Bleed through is the term used when the original stain on furniture shows through the paint as an orangey brownish or even pinkish color no matter how many times you paint over it. This is especially true of furniture from the 1930-1940s. This can also happen with unfinished wood containing lots of tannin which is often in the form of knots in the wood or furniture with existing mildew or watermarks. The way to prevent it is to use shellac over the areas that are giving you a problem. You can apply the shellac directly over any previously applied paint as long as it is dry. We recommend Sherwin Williams “White Pigmented Shellac Primer” but any shellac will do and shellac also comes in easy to use spray cans.
Why is my paint cracking?
Yup – sometimes chalk based paint will crack. Some users may even like this. This could either be another case of bleed through OR a matter of not letting the first coat dry before applying the second coat. Either way, using shellac is the remedy and waiting until the shellac dries before applying the paint again is crucial. I had this happen to a friend recently who was applying the paint outdoors in the humid Florida weather. The first coat was not dry enough before she applied the 2nd coat and it began cracking. Temperature is important when painting. Somewhere around 75 degrees F with low humidity is optimum.

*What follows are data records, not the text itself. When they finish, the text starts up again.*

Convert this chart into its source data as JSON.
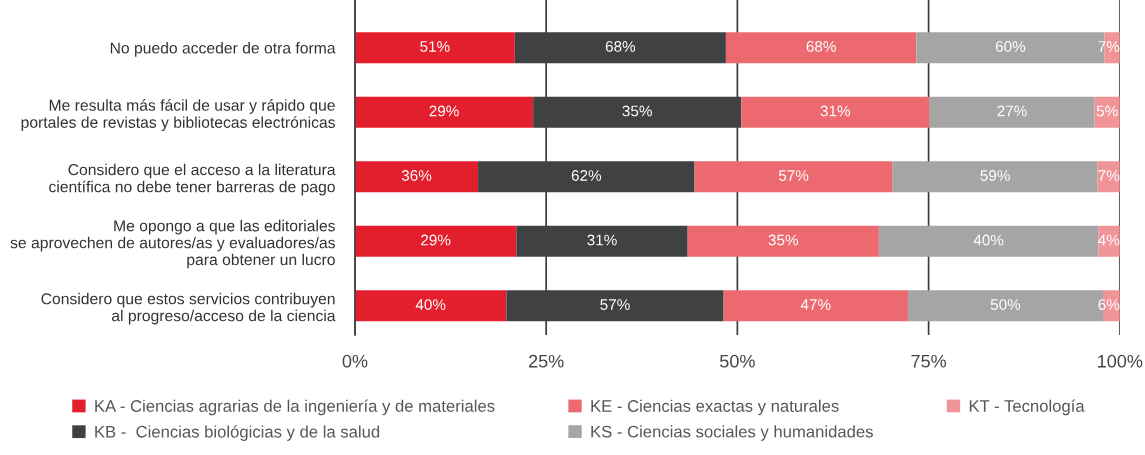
{
  "chart_data": {
    "type": "bar",
    "orientation": "horizontal",
    "stacked": true,
    "categories": [
      "No puedo acceder de otra forma",
      "Me resulta más fácil de usar y rápido que\nportales de revistas y bibliotecas electrónicas",
      "Considero que el acceso a la literatura\ncientífica no debe tener barreras de pago",
      "Me opongo a que las editoriales\nse aprovechen de autores/as y evaluadores/as\npara obtener un lucro",
      "Considero que estos servicios contribuyen\nal progreso/acceso de la ciencia"
    ],
    "series": [
      {
        "name": "KA - Ciencias agrarias de la ingeniería y de materiales",
        "color": "#e31e2d",
        "values": [
          20.9,
          23.3,
          16.1,
          21.1,
          19.8
        ]
      },
      {
        "name": "KB -  Ciencias biológicias y de la salud",
        "color": "#404143",
        "values": [
          27.6,
          27.2,
          28.3,
          22.4,
          28.4
        ]
      },
      {
        "name": "KE - Ciencias exactas y naturales",
        "color": "#ec6a6f",
        "values": [
          24.9,
          24.6,
          25.9,
          25.0,
          24.1
        ]
      },
      {
        "name": "KS - Ciencias sociales y humanidades",
        "color": "#a5a5a5",
        "values": [
          24.6,
          21.6,
          26.8,
          28.7,
          25.5
        ]
      },
      {
        "name": "KT - Tecnología",
        "color": "#f09497",
        "values": [
          2.0,
          3.3,
          2.9,
          2.8,
          2.2
        ]
      }
    ],
    "annotations": [
      "51%",
      "68%",
      "68%",
      "60%",
      "7%",
      "29%",
      "35%",
      "31%",
      "27%",
      "5%",
      "36%",
      "62%",
      "57%",
      "59%",
      "7%",
      "29%",
      "31%",
      "35%",
      "40%",
      "4%",
      "40%",
      "57%",
      "47%",
      "50%",
      "6%"
    ],
    "xlim": [
      0,
      100
    ],
    "xticks": [
      {
        "value": 0,
        "label": "0%"
      },
      {
        "value": 25,
        "label": "25%"
      },
      {
        "value": 50,
        "label": "50%"
      },
      {
        "value": 75,
        "label": "75%"
      },
      {
        "value": 100,
        "label": "100%"
      }
    ],
    "grid": "x",
    "legend": "bottom"
  }
}
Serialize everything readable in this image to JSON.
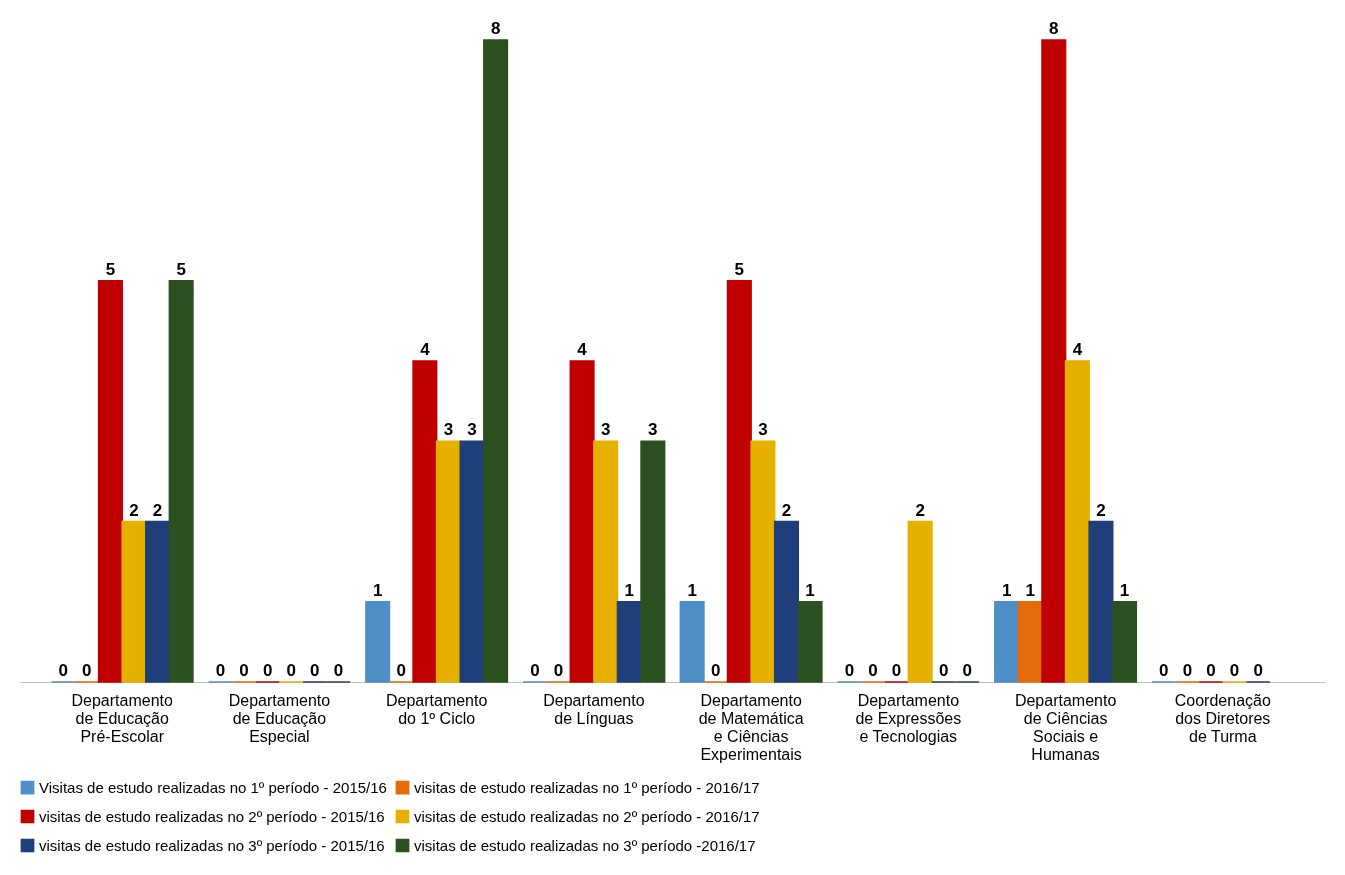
{
  "chart_data": {
    "type": "bar",
    "categories": [
      "Departamento de Educação Pré-Escolar",
      "Departamento de Educação Especial",
      "Departamento do 1º Ciclo",
      "Departamento de Línguas",
      "Departamento de Matemática e Ciências Experimentais",
      "Departamento de Expressões e Tecnologias",
      "Departamento de Ciências Sociais e Humanas",
      "Coordenação dos Diretores de Turma"
    ],
    "series": [
      {
        "name": "Visitas de estudo realizadas no 1º período - 2015/16",
        "color": "#4f8fc8",
        "values": [
          0,
          0,
          1,
          0,
          1,
          0,
          1,
          0
        ]
      },
      {
        "name": "visitas de estudo realizadas no 1º período - 2016/17",
        "color": "#e46c0a",
        "values": [
          0,
          0,
          0,
          0,
          0,
          0,
          1,
          0
        ]
      },
      {
        "name": "visitas de estudo realizadas no 2º período - 2015/16",
        "color": "#c00000",
        "values": [
          5,
          0,
          4,
          4,
          5,
          0,
          8,
          0
        ]
      },
      {
        "name": "visitas de estudo realizadas no 2º período - 2016/17",
        "color": "#e6b000",
        "values": [
          2,
          0,
          3,
          3,
          3,
          2,
          4,
          0
        ]
      },
      {
        "name": "visitas de estudo realizadas no 3º período - 2015/16",
        "color": "#1f3f7a",
        "values": [
          2,
          0,
          3,
          1,
          2,
          0,
          2,
          0
        ]
      },
      {
        "name": "visitas de estudo realizadas no 3º período -2016/17",
        "color": "#2d5020",
        "values": [
          5,
          0,
          8,
          3,
          1,
          0,
          1,
          null
        ]
      }
    ],
    "data_labels": true,
    "legend": "bottom",
    "grid": false
  }
}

What kind of prep work do I need to do before I start to paint with Poet’s Paint Waterglass Paint?
No sanding, priming or paint removal is required in most cases. For best paint adhesion and a professional appearance especially on kitchen cabinets where grease and grime may build up, it is advised to use denatured alcohol prior to painting. For other pieces, common sense cleaning and removing dirt and dust prior to painting. For heavily soiled pieces, use TCP to clean. For pieces with a heavy buildup of Pledge or similar furniture polish, you may wish to remove the buildup with denatured alcohol or go over the problem area with shellac if adhesion is a problem.
If you are a true professional and paint furniture for a living, you will probably clean, sand and shellac most of your pieces but if you are like me, and just paint a few pieces mostly for yourself then you will probably just do a simple common sense cleaning and then dive right in and hope for the best. Most of the time, you will be just fine and your piece will come out perfect but every once in a while you will discover the one piece that you should have used some shellac or a little sanding. It’s not too late, you can still sand or shellac over the existing areas you already painted and then paint over them once the shellac is dry. Sooner or later, if you continue to use chalk based paint, you will run into one of these situations where the paint doesn’t stick or it cracks, chips or bleeds through. It will happen.

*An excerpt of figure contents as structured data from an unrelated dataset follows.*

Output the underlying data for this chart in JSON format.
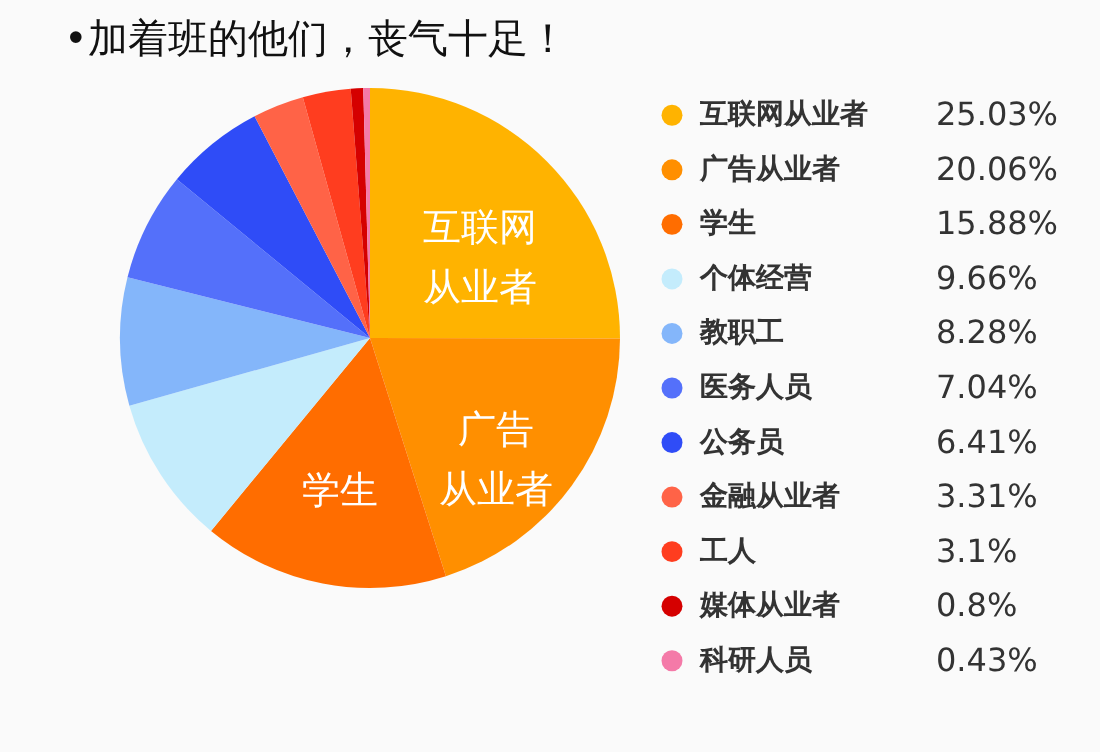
{
  "chart_data": {
    "type": "pie",
    "title": "•加着班的他们，丧气十足！",
    "categories": [
      "互联网从业者",
      "广告从业者",
      "学生",
      "个体经营",
      "教职工",
      "医务人员",
      "公务员",
      "金融从业者",
      "工人",
      "媒体从业者",
      "科研人员"
    ],
    "values": [
      25.03,
      20.06,
      15.88,
      9.66,
      8.28,
      7.04,
      6.41,
      3.31,
      3.1,
      0.8,
      0.43
    ],
    "value_labels": [
      "25.03%",
      "20.06%",
      "15.88%",
      "9.66%",
      "8.28%",
      "7.04%",
      "6.41%",
      "3.31%",
      "3.1%",
      "0.8%",
      "0.43%"
    ],
    "colors": [
      "#ffb300",
      "#ff8f00",
      "#ff6d00",
      "#c4ecfc",
      "#84b6fa",
      "#5470fa",
      "#2f4cf7",
      "#ff6347",
      "#ff3d1f",
      "#d50000",
      "#f47aa8"
    ],
    "annotations": [
      {
        "text": "互联网从业者",
        "x": "互联网从业者"
      },
      {
        "text": "广告从业者",
        "x": "广告从业者"
      },
      {
        "text": "学生",
        "x": "学生"
      }
    ],
    "legend": "right"
  }
}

A synthetic brush is better than a natural brush if you want less brush strokes. And a foam brush works quite nicely as well.
How do I minimize brush strokes?
To minimize brush strokes, use a synthetic brush instead of a natural brush. You can also thin the paint slightly with water although this can result in applying more coats of paint. You can also lightly sand between coats and the final coat with a fine grade sand paper to reduce any brush strokes.
Is temperature really that important when applying the paint?
Absolutely. Again, the optimum temperature is somewhere around 75 degrees F with little to no humidity. I live in Florida and recently painted a project outdoors in the late May afternoon sun. Well, 24 hours later I was bringing my project indoors because it still had not sufficiently dried because of the Florida humidity. It wasn’t “wet” mind you but when I began sanding, I noticed the softness of certain thicker areas of paint. And most paints, Poet’s Paint Waterglass Paint included, cannot be stored below freezing for more than 4 hours. So, not too hot and not too cold.
How is Poet’s Paint different from latex paint and other chalk-based paints?
You’ll find that Poet’s Paint Waterglass Paint produces a much more durable finish which will not peel and chip like synthetic based latex paint. Latex paints have a tendency to be “sticky” when you sit on them or rest your arm on them. Poet’s Paint also contains liquid glass for a harder finish than other chalk based paints.
Do I need to use a top coat with Poet’s Paint?
No it’s not necessary but if you want to protect your piece from stains and watermarks, it is recommended. You can use a wax or polyurethane.